Karver’s passion for art began early in life and First Nations art forms made appearances in his drawings and pieces throughout his childhood and youth. It was when Karver decided to further his skills at art school that his First Nations paintings and drawings flourished.
As an artist in the early stages of his life and career, Karver’s history as a carver is relatively recent. In the summer of 2013, Karver’s family was preparing to host a potlatch and Karver was called on to create many ceremonial pieces for the family. He’s been carving almost every day since.
Karver has worked under the tutelage of Kwakwaka’wakw master carvers Richard Hunt, Calvin Hunt, Mervyn Child and David Knox. His uncle, Andy Everson, has also taught him to understand multiple facets of Northwest Coast art including rules of formline and design.
Karver has completed his Diploma of Fine Arts from North Island College. He is currently working toward a Bachelor of Fine Arts at the University of Victoria.
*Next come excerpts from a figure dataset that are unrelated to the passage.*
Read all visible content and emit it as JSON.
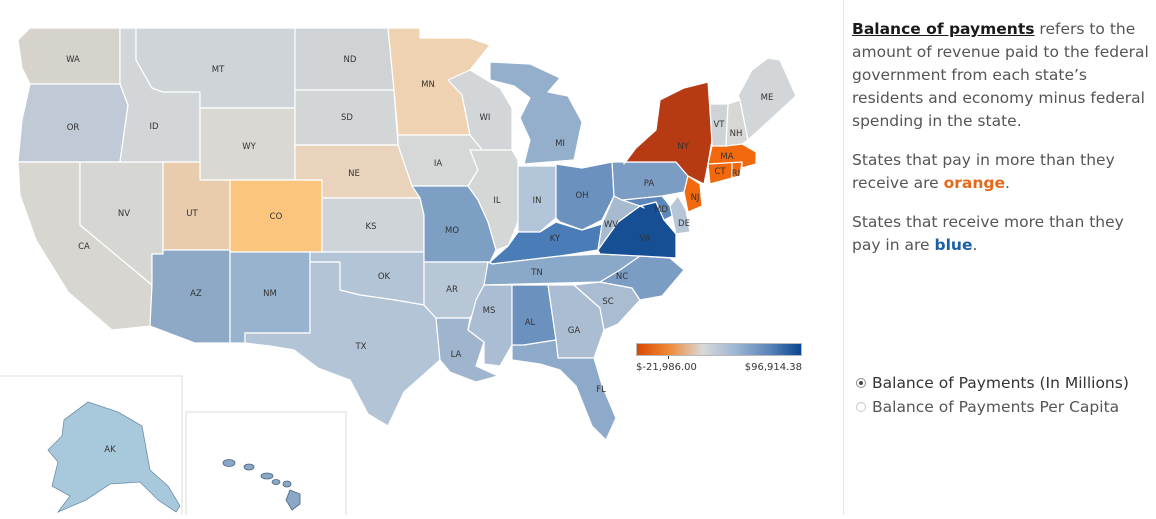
{
  "colors": {
    "wa": "#d6d3cc",
    "or": "#c0c9d6",
    "ca": "#d8d6d0",
    "nv": "#d6d6d2",
    "id": "#d3d6d9",
    "mt": "#cfd4d8",
    "wy": "#d9d8d2",
    "ut": "#e8ccad",
    "co": "#fbc57e",
    "az": "#8da9c6",
    "nm": "#98b3cd",
    "nd": "#d0d3d6",
    "sd": "#d3d6d7",
    "ne": "#ead3bd",
    "ks": "#cfd4d8",
    "ok": "#b3c4d6",
    "tx": "#b3c4d6",
    "mn": "#efd2b1",
    "ia": "#d6d8d8",
    "mo": "#7e9fc4",
    "ar": "#b8c7d6",
    "la": "#9eb5cd",
    "wi": "#d3d6d9",
    "il": "#d5d6d6",
    "mi": "#93afcc",
    "in": "#b3c5d8",
    "oh": "#6b91bf",
    "ky": "#4a7cb7",
    "tn": "#8aa9c9",
    "ms": "#aabdd2",
    "al": "#6b91bf",
    "ga": "#aabdd2",
    "fl": "#8eaacb",
    "sc": "#a9bcd2",
    "nc": "#7b9cc3",
    "va": "#174f95",
    "wv": "#a7bbd0",
    "md": "#5d87ba",
    "de": "#b7c6d6",
    "pa": "#7b9cc3",
    "ny": "#b63a12",
    "nj": "#f2680d",
    "ct": "#f2680d",
    "ri": "#f2680d",
    "ma": "#f2680d",
    "vt": "#d0d3d6",
    "nh": "#d7d8d6",
    "me": "#d3d6d9",
    "ak": "#a8c8dc",
    "hi": "#8aa8c6"
  },
  "state_labels": {
    "wa": "WA",
    "or": "OR",
    "ca": "CA",
    "nv": "NV",
    "id": "ID",
    "mt": "MT",
    "wy": "WY",
    "ut": "UT",
    "co": "CO",
    "az": "AZ",
    "nm": "NM",
    "nd": "ND",
    "sd": "SD",
    "ne": "NE",
    "ks": "KS",
    "ok": "OK",
    "tx": "TX",
    "mn": "MN",
    "ia": "IA",
    "mo": "MO",
    "ar": "AR",
    "la": "LA",
    "wi": "WI",
    "il": "IL",
    "mi": "MI",
    "in": "IN",
    "oh": "OH",
    "ky": "KY",
    "tn": "TN",
    "ms": "MS",
    "al": "AL",
    "ga": "GA",
    "fl": "FL",
    "sc": "SC",
    "nc": "NC",
    "va": "VA",
    "wv": "WV",
    "md": "MD",
    "de": "DE",
    "pa": "PA",
    "ny": "NY",
    "nj": "NJ",
    "ct": "CT",
    "ri": "RI",
    "ma": "MA",
    "vt": "VT",
    "nh": "NH",
    "me": "ME",
    "ak": "AK"
  },
  "legend": {
    "min_label": "$-21,986.00",
    "max_label": "$96,914.38",
    "gradient": [
      "#d84a00",
      "#f08a3a",
      "#d9d9d9",
      "#9db6d3",
      "#5c86ba",
      "#0b4690"
    ]
  },
  "description": {
    "term": "Balance of payments",
    "p1_rest": "refers to the amount of revenue paid to the federal government from each state’s residents and economy minus federal spending in the state.",
    "p2_pre": "States that pay in more than they receive are",
    "p2_hl": "orange",
    "p2_post": ".",
    "p3_pre": "States that receive more than they pay in are",
    "p3_hl": "blue",
    "p3_post": ".",
    "orange_color": "#e8681a",
    "blue_color": "#1d5fa6"
  },
  "options": {
    "selected": "Balance of Payments (In Millions)",
    "other": "Balance of Payments Per Capita"
  }
}
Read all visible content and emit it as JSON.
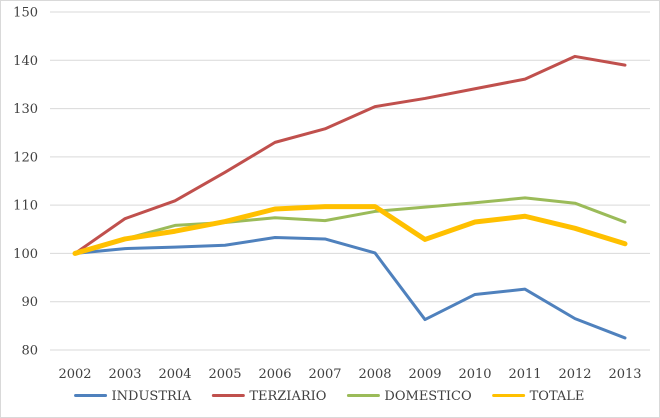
{
  "chart_data": {
    "type": "line",
    "title": "",
    "xlabel": "",
    "ylabel": "",
    "categories": [
      "2002",
      "2003",
      "2004",
      "2005",
      "2006",
      "2007",
      "2008",
      "2009",
      "2010",
      "2011",
      "2012",
      "2013"
    ],
    "ylim": [
      80,
      150
    ],
    "yticks": [
      80,
      90,
      100,
      110,
      120,
      130,
      140,
      150
    ],
    "grid": true,
    "legend_position": "bottom",
    "series": [
      {
        "name": "INDUSTRIA",
        "color": "#4f81bd",
        "width": 3,
        "values": [
          100,
          101.0,
          101.3,
          101.7,
          103.3,
          103.0,
          100.1,
          86.3,
          91.5,
          92.6,
          86.5,
          82.5
        ]
      },
      {
        "name": "TERZIARIO",
        "color": "#c0504d",
        "width": 3,
        "values": [
          100,
          107.2,
          110.9,
          116.8,
          123.0,
          125.8,
          130.4,
          132.1,
          134.1,
          136.1,
          140.8,
          139.0
        ]
      },
      {
        "name": "DOMESTICO",
        "color": "#9bbb59",
        "width": 3,
        "values": [
          100,
          103.0,
          105.8,
          106.4,
          107.4,
          106.8,
          108.7,
          109.6,
          110.5,
          111.5,
          110.4,
          106.5
        ]
      },
      {
        "name": "TOTALE",
        "color": "#ffc000",
        "width": 5,
        "values": [
          100,
          103.0,
          104.6,
          106.6,
          109.2,
          109.7,
          109.7,
          102.9,
          106.5,
          107.7,
          105.2,
          102.0
        ]
      }
    ]
  }
}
In 2014 the K’ómoks First Nation began a project that commissions K’ómoks artists to create two totem poles every year for 10 years at locations that will cumulatively map the expansive territory of the K’ómoks people. The poles are intended as a form of reclamation of cultural identity, land, Aboriginal rights and title. It is through this project that Karver began carving poles, in collaboration with his mentors Randy Frank and Calvin Hunt. His first two poles depict a satiated figure holding his/her belly, expressing a sense of abundance and a sense that there is enough for everyone. One of these poles is installed on the edge of a military training facility next to a sign that states “no trespassing,” in an area that was once a sacred burial ground for high ranking First Nations people.